NettyStreamManager继承trait RpcEnvFileServer(功能方面),主要用于NettyRpcEnv环境下的文件管理和服务,同时继承abstract StreamManager(实现方面),源文件为NettyStreamManager.scala

package org.apache.spark.rpc.netty
......
/**
 * StreamManager implementation for serving files from a NettyRpcEnv.
 *
 * Three kinds of resources can be registered in this manager, all backed by actual files:
 *
 * - "/files": a flat list of files; used as the backend for [[SparkContext.addFile]].
 * - "/jars": a flat list of files; used as the backend for [[SparkContext.addJar]].
 * - arbitrary directories; all files under the directory become available through the manager,
 *   respecting the directory's hierarchy.
 *
 * Only streaming (openStream) is supported.
 */
 private[netty] class NettyStreamManager(rpcEnv: NettyRpcEnv)
  extends StreamManager with RpcEnvFileServer {

  private val files = new ConcurrentHashMap[String, File]()
  private val jars = new ConcurrentHashMap[String, File]()
  private val dirs = new ConcurrentHashMap[String, File]()

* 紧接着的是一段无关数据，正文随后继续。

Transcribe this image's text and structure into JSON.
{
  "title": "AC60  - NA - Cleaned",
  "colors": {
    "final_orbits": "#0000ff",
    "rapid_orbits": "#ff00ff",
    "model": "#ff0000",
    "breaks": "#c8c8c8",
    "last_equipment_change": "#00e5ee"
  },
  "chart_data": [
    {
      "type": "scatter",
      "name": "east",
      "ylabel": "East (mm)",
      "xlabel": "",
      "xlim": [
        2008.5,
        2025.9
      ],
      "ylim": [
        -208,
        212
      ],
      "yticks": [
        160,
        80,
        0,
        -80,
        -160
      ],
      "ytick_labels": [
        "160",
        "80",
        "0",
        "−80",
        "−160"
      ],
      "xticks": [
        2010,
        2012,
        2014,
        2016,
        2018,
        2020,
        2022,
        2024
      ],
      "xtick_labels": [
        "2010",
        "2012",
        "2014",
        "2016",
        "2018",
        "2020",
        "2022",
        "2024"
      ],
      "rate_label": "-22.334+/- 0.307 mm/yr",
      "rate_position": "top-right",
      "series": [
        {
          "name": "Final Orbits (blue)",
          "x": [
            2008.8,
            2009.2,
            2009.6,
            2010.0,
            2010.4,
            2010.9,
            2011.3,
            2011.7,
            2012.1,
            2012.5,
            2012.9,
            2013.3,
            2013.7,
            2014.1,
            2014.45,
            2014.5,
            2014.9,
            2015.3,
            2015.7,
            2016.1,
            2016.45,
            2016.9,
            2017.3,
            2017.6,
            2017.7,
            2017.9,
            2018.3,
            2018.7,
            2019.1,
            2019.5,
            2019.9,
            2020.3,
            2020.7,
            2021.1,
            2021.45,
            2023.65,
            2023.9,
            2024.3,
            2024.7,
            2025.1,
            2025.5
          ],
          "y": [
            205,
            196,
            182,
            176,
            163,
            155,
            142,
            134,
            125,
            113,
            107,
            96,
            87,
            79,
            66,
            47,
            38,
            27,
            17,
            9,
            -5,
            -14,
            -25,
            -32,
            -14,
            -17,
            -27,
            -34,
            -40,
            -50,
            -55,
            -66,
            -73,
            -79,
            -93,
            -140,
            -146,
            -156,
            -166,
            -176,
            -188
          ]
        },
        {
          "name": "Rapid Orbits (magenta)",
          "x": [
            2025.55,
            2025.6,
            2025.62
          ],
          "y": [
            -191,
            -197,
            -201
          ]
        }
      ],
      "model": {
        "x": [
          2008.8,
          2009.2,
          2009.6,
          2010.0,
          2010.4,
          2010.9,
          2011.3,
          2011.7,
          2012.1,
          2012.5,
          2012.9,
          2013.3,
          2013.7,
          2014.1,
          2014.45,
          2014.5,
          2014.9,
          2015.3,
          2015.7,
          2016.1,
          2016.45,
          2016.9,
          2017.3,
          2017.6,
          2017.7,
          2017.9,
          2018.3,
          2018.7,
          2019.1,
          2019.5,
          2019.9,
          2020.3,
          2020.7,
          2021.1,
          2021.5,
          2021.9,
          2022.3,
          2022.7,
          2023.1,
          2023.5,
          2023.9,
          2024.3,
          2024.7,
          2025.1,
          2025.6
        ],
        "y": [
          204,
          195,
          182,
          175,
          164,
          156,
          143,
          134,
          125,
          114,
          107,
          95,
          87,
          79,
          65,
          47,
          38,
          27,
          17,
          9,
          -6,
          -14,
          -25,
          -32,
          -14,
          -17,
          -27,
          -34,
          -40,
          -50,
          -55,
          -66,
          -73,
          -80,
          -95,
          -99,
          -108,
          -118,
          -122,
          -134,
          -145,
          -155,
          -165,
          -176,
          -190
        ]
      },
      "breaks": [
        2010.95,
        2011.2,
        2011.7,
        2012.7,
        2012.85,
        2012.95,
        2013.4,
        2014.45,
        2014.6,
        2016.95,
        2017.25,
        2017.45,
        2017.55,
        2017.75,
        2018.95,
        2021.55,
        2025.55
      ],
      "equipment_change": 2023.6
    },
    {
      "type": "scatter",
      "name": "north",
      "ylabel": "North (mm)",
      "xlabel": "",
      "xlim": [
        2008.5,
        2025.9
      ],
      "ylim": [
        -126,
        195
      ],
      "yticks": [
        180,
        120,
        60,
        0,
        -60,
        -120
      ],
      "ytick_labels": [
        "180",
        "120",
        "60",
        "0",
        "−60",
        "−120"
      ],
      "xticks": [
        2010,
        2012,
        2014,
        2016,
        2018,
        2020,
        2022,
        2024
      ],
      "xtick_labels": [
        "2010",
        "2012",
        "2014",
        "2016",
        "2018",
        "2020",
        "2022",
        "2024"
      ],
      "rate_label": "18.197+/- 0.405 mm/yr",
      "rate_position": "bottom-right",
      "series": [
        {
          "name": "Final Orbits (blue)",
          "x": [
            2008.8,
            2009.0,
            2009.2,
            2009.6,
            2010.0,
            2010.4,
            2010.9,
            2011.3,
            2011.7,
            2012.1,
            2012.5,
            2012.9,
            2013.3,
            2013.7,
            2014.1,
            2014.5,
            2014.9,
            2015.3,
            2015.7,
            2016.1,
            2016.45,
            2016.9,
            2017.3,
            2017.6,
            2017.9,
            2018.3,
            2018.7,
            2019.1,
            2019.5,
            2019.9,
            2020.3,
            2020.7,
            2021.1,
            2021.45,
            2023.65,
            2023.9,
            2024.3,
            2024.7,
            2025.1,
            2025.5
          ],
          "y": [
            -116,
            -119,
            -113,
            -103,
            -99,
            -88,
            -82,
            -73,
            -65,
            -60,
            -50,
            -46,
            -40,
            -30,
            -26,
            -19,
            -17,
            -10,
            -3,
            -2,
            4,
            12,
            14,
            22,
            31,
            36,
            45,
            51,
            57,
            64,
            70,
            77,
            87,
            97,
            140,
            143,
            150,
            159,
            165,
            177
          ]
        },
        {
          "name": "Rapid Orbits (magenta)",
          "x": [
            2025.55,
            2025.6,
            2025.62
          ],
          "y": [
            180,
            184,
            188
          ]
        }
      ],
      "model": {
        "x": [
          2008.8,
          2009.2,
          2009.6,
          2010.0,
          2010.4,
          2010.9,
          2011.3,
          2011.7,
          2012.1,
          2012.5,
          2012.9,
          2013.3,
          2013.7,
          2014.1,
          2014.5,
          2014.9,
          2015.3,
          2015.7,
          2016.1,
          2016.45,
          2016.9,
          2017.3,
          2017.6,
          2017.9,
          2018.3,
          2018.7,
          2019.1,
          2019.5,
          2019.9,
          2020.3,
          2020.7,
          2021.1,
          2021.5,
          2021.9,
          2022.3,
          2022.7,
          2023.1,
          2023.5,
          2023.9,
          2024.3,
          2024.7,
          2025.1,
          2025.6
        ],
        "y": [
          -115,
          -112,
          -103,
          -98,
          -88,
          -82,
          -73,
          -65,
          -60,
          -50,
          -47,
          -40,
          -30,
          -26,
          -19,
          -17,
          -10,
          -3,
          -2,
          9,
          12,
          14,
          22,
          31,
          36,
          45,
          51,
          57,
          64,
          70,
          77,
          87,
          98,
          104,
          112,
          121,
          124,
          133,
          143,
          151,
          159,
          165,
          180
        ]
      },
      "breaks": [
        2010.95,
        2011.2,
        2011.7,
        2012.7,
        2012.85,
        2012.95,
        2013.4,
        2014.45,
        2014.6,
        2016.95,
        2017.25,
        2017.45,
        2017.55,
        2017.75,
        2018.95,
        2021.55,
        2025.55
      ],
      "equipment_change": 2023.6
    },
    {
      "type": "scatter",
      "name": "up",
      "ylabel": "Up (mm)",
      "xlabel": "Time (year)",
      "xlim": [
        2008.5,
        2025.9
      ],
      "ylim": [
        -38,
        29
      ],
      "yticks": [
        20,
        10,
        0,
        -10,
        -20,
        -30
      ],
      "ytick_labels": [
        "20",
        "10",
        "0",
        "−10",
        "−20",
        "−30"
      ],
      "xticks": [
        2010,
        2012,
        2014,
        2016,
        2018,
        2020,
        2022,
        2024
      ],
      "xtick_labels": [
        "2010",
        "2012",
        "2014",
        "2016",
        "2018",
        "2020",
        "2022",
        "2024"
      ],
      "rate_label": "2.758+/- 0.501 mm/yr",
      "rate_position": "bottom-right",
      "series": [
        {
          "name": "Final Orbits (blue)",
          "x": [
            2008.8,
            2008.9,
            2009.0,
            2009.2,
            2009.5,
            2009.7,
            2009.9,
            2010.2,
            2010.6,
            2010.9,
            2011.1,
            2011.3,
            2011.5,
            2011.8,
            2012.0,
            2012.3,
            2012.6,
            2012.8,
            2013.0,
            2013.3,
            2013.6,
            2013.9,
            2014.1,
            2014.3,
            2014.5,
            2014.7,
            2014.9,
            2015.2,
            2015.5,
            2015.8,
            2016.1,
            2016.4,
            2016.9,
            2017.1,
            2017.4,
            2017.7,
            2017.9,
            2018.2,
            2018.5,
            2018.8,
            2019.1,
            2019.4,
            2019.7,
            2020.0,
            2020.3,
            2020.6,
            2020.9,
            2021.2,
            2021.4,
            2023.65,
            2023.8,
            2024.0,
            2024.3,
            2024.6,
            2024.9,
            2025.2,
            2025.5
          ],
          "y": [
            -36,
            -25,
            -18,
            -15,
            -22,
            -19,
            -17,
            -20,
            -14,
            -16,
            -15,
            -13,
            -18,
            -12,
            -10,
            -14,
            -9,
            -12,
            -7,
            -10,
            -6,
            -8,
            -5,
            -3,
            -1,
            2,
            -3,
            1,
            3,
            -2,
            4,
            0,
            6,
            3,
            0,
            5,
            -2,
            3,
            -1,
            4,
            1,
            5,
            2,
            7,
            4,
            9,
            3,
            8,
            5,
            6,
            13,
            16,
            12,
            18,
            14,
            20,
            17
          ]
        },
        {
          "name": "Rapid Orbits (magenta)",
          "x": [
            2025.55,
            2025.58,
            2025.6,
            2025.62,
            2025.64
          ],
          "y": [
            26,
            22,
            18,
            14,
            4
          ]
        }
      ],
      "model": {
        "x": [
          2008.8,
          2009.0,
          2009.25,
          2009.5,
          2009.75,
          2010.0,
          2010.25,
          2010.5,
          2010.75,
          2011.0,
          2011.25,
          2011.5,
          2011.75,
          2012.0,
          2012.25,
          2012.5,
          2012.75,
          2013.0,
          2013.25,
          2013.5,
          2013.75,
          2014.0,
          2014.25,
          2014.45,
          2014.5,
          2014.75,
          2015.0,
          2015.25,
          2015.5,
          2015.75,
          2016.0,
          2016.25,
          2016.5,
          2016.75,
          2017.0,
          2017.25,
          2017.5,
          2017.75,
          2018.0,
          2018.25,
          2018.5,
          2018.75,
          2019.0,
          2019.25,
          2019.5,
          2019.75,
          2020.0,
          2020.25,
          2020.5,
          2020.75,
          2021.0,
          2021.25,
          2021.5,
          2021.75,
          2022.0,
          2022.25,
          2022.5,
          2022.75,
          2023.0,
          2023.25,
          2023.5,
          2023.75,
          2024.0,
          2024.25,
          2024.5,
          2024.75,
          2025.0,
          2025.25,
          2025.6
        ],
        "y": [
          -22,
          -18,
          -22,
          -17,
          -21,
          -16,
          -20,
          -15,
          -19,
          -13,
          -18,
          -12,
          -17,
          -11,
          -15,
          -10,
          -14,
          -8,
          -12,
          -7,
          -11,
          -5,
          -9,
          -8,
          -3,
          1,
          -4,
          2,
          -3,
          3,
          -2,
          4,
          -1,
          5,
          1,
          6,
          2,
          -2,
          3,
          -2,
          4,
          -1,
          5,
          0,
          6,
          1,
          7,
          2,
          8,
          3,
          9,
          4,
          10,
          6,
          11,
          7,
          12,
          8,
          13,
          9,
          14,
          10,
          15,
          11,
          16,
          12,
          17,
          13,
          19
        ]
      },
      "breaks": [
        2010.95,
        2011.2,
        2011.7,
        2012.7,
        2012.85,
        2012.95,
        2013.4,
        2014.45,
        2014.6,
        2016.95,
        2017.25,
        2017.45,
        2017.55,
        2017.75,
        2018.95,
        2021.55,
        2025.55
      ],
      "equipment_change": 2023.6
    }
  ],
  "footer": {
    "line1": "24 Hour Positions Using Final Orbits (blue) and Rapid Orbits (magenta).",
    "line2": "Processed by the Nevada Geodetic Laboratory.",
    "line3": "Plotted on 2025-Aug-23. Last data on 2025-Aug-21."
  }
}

  override def getChunk(streamId: Long, chunkIndex: Int): ManagedBuffer = {
    throw new UnsupportedOperationException()
  }

  override def openStream(streamId: String): ManagedBuffer = {
    val Array(ftype, fname) = streamId.stripPrefix("/").split("/", 2)
    val file = ftype match {
      case "files" => files.get(fname)
      case "jars" => jars.get(fname)
      case other =>
        val dir = dirs.get(ftype)
        require(dir != null, s"Invalid stream URI: $ftype not found.")
        new File(dir, fname)
    }

    if (file != null && file.isFile()) {
      new FileSegmentManagedBuffer(rpcEnv.transportConf, file, 0, file.length())
    } else {
      null
    }
  }

  override def addFile(file: File): String = {
    val existingPath = files.putIfAbsent(file.getName, file)
    ......
  }

  override def addJar(file: File): String = {
    val existingPath = jars.putIfAbsent(file.getName, file)
    ......
  }

  override def addDirectory(baseUri: String, path: File): String = {
    val fixedBaseUri = validateDirectoryUri(baseUri)
    require(dirs.putIfAbsent(fixedBaseUri.stripPrefix("/"), path) == null,
      ......
  }

}

(明天继续…)

  • TransportContext

TransportContext所在源文件TransportContext.java,该类负责Rpc消息的传输,涉及Netty通讯方式的具体实现(主要为server和client创建消息的传输通道?!!)。主要函数有createServer, createClientFactory, initializePipeline。其中又涉及类TransportClientFactory, TransportClientBootstrap, TransportServer, TransportServerBootstrap, TransportChannelHandler,这些类已经都是Netty通讯的具体实现,是用java实现的,待后续展开研究。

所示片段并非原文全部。